Possibilities and issues of using Big Data in sociological research
On 13th of March Alexey Rotmistrov, the Head of Research & Study Group, made a speech as a discussant to the report «Possibilities and issues of working with Big Data: investigation on tenders for exchange of remote work» under the series of seminars «Sociology of Markets» organized by HSE Laboratory for Studies in Economic sociology (LSES).
Discussion on seminar was dedicated to the possibilities and issues of using Big Data in sociological research as exemplified by analysis of tenders on freelance website. Fellow members of Laboratory for Studies in Economic sociology and students of Sociology Department shared their own experience of using Big Data and marked some special aspects that might appear in such cases. There are not only methodological aspects (data before theory, contrary to the classic sociological approach where theory offers the basis for data) but also technical (for example, necessity of permanent maintain on relevance of algorithm that collects data, a large number of missing values, etc.)
Head of Research & Study Group Alexy Rotmistrov as one of discussant to the report in his speech focused on issues that Big Data brings in data analysis. For example, large number of observations and staggered distribution of binary response make logistic regression almost useless, because this method works only in cases, where prediction of «rare» observations is correct and correspondently qualitative.
Correct use of this method requires additional preparation of data.
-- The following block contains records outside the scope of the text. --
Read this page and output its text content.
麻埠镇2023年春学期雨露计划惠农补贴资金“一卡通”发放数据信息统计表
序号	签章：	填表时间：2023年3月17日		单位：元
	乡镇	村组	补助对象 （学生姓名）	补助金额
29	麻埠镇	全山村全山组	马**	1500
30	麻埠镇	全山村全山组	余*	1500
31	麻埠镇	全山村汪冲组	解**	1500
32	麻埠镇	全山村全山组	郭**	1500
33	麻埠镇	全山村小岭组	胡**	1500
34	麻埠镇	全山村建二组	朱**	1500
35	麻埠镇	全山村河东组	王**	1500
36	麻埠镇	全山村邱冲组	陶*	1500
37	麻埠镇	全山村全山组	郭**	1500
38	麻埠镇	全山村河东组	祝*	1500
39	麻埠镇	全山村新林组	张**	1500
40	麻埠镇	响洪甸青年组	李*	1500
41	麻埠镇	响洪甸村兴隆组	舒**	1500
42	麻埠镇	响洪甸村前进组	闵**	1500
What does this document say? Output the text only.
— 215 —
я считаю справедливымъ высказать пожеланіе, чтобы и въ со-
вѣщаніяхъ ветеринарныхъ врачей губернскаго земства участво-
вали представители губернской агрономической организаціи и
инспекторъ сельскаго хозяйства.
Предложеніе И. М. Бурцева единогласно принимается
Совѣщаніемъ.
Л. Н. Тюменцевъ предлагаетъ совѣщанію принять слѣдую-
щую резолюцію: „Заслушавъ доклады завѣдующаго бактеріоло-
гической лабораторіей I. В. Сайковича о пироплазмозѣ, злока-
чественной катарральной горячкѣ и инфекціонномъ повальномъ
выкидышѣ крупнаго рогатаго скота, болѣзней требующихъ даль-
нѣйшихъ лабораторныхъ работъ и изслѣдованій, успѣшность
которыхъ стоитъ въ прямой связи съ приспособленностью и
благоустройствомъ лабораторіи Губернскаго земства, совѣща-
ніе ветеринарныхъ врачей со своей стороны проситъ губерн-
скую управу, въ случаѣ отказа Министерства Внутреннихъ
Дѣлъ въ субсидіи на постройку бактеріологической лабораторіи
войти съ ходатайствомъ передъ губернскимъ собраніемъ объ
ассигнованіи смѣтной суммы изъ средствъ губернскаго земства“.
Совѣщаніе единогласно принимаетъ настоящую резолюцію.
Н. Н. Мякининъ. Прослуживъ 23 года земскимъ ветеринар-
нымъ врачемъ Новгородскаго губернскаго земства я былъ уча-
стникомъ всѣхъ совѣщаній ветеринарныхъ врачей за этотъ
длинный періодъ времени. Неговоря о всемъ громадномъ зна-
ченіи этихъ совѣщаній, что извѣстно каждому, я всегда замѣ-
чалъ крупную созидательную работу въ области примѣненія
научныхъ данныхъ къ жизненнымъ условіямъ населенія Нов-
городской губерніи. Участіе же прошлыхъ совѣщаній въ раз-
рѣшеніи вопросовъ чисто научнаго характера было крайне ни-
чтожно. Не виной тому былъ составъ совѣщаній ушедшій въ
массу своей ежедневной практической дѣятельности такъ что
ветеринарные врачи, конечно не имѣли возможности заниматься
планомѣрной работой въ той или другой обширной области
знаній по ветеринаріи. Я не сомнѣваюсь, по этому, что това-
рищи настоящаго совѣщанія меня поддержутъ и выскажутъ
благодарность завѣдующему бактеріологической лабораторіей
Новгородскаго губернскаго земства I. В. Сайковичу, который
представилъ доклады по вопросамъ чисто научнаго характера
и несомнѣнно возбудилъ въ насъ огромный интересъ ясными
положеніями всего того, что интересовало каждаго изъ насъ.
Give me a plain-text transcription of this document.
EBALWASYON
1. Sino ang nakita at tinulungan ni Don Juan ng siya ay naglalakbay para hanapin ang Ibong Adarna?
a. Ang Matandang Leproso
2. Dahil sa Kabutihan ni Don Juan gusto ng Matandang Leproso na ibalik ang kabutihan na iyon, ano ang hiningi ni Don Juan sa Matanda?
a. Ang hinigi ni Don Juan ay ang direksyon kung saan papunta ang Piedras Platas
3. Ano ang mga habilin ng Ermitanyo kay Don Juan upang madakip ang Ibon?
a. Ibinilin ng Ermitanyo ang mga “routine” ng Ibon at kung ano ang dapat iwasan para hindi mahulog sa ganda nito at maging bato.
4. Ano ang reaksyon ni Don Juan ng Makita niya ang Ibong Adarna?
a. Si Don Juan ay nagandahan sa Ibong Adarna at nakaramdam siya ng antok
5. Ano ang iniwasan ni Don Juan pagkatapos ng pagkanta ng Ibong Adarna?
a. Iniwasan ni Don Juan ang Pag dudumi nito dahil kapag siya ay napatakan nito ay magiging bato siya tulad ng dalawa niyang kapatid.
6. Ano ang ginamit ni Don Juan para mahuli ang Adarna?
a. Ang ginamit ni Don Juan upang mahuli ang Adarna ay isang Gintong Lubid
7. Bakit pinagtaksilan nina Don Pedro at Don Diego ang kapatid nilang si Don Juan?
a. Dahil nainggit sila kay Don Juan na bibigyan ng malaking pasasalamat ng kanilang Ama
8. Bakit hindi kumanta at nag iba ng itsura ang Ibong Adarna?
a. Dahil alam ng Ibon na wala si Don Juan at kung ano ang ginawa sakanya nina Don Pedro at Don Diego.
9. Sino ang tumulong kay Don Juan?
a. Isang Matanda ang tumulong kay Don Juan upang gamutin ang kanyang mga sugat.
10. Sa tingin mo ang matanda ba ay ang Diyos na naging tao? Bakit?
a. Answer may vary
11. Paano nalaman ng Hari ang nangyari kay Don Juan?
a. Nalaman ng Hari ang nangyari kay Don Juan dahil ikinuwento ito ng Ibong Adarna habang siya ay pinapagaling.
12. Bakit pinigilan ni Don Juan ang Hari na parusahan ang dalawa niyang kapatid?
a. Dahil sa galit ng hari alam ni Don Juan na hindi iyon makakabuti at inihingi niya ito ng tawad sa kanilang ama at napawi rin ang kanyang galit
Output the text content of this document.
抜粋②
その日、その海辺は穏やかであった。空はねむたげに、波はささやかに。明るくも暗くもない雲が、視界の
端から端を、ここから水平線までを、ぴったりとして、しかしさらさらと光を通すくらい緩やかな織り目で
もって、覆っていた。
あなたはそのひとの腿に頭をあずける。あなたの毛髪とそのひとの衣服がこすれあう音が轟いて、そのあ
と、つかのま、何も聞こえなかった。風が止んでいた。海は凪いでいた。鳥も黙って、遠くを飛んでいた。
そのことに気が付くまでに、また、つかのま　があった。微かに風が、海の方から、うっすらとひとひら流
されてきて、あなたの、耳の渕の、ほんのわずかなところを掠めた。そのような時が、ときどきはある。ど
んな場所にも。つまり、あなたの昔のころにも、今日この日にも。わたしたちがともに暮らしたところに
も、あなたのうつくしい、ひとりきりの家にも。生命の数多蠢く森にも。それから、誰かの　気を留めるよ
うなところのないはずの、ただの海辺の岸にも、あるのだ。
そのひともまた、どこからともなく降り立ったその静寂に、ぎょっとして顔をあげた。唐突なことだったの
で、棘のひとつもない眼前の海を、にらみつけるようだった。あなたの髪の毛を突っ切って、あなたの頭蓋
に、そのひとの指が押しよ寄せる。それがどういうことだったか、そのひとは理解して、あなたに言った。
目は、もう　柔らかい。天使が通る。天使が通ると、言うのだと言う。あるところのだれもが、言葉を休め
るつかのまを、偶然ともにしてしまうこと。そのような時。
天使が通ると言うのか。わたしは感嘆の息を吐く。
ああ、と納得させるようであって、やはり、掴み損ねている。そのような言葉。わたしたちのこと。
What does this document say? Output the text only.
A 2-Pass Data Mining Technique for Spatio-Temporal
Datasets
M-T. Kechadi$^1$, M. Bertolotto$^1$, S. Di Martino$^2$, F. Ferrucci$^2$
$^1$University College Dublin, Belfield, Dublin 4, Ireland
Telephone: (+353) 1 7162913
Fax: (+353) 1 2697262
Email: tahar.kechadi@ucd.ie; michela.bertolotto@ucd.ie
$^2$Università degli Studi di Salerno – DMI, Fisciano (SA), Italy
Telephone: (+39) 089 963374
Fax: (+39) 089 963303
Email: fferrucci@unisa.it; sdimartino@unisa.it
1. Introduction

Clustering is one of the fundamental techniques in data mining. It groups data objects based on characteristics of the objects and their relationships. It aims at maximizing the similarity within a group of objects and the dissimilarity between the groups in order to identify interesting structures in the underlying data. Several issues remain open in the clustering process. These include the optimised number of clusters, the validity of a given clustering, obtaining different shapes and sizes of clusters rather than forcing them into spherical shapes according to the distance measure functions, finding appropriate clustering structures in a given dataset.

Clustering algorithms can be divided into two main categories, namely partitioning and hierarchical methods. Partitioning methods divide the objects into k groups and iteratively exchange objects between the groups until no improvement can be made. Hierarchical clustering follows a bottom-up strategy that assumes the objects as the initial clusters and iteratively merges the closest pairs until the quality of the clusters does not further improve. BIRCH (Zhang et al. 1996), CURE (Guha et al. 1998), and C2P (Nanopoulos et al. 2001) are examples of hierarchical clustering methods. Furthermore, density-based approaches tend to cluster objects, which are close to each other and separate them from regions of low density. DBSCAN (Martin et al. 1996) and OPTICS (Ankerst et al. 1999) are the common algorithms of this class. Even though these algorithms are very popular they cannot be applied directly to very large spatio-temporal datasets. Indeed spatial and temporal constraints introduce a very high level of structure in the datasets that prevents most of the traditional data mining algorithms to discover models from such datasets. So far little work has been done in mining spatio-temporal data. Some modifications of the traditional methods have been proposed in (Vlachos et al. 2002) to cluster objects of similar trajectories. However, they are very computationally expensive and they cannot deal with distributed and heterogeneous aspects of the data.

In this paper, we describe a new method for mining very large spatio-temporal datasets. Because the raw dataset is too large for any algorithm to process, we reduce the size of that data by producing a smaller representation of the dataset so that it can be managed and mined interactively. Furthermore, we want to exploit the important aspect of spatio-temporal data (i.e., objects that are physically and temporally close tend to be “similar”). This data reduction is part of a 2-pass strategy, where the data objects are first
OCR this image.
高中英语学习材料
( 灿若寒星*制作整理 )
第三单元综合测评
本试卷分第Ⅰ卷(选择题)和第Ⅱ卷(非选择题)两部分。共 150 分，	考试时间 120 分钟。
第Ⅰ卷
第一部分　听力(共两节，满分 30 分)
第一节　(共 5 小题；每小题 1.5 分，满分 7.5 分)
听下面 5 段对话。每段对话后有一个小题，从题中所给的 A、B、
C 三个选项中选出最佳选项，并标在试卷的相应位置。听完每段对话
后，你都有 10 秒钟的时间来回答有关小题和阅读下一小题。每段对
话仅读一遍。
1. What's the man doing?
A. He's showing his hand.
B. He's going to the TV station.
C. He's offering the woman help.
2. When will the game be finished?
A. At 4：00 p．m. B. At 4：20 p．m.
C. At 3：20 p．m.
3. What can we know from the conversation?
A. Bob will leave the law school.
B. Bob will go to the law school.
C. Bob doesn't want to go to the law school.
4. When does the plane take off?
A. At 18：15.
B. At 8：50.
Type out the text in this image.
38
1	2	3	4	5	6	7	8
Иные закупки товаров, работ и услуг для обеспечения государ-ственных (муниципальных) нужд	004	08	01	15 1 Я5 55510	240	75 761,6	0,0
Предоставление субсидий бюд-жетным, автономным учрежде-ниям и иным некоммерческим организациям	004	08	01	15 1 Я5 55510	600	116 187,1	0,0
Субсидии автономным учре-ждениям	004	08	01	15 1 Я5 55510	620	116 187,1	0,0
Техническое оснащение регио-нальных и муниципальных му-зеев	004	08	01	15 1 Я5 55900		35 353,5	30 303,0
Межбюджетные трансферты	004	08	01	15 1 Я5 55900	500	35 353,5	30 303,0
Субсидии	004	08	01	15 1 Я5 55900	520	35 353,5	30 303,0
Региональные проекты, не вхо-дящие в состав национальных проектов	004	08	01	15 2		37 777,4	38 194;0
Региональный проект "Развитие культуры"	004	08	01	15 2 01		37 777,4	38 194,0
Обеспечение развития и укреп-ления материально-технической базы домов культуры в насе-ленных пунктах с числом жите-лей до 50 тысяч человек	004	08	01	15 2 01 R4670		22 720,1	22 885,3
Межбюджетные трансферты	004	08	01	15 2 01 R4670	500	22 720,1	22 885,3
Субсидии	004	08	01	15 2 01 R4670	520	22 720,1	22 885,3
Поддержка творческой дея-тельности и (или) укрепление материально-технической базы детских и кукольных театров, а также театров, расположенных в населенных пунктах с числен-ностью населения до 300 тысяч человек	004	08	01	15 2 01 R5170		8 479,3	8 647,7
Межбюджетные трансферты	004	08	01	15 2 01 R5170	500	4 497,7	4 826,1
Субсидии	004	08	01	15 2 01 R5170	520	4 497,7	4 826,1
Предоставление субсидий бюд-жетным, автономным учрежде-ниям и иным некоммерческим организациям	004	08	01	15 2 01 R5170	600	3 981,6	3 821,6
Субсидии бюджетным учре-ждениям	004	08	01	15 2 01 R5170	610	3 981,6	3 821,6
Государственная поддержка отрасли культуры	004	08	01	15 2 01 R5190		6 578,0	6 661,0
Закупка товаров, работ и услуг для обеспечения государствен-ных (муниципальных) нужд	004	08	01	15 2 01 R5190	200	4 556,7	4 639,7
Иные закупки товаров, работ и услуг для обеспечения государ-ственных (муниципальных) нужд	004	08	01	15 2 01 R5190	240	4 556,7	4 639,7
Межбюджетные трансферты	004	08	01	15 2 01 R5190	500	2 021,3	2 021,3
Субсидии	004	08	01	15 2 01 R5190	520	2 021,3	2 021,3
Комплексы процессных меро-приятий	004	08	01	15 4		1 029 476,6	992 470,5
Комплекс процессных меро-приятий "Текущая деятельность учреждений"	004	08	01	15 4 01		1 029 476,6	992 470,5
For example, imitative "lining" of the distribution made by extracting a subsample from a more complete category and other techniques used in various methods of machine learning might help in solving the mentioned issues. However, as Alexey Rotmistrov had mentioned, the orientation towards such methods in sociological research should be made with constant reflection on one’s actions, because in computer sciences, unlike sociology, the question of the accuracy of the model is always a priority in comparison with the possibilities of interpreting and generalizing the results.
As recommendations for improving the model and, at the same time, for obtaining deeper, more meaningful conclusions, the head of the RSG also proposed to include the interaction effects in the model, since Big Data provides such opportunities and since many theoretically important predictors in the final model of the authors were not involved. In general, the work that was under discussion is the first and good example of using Web-data for the needs of sociological research.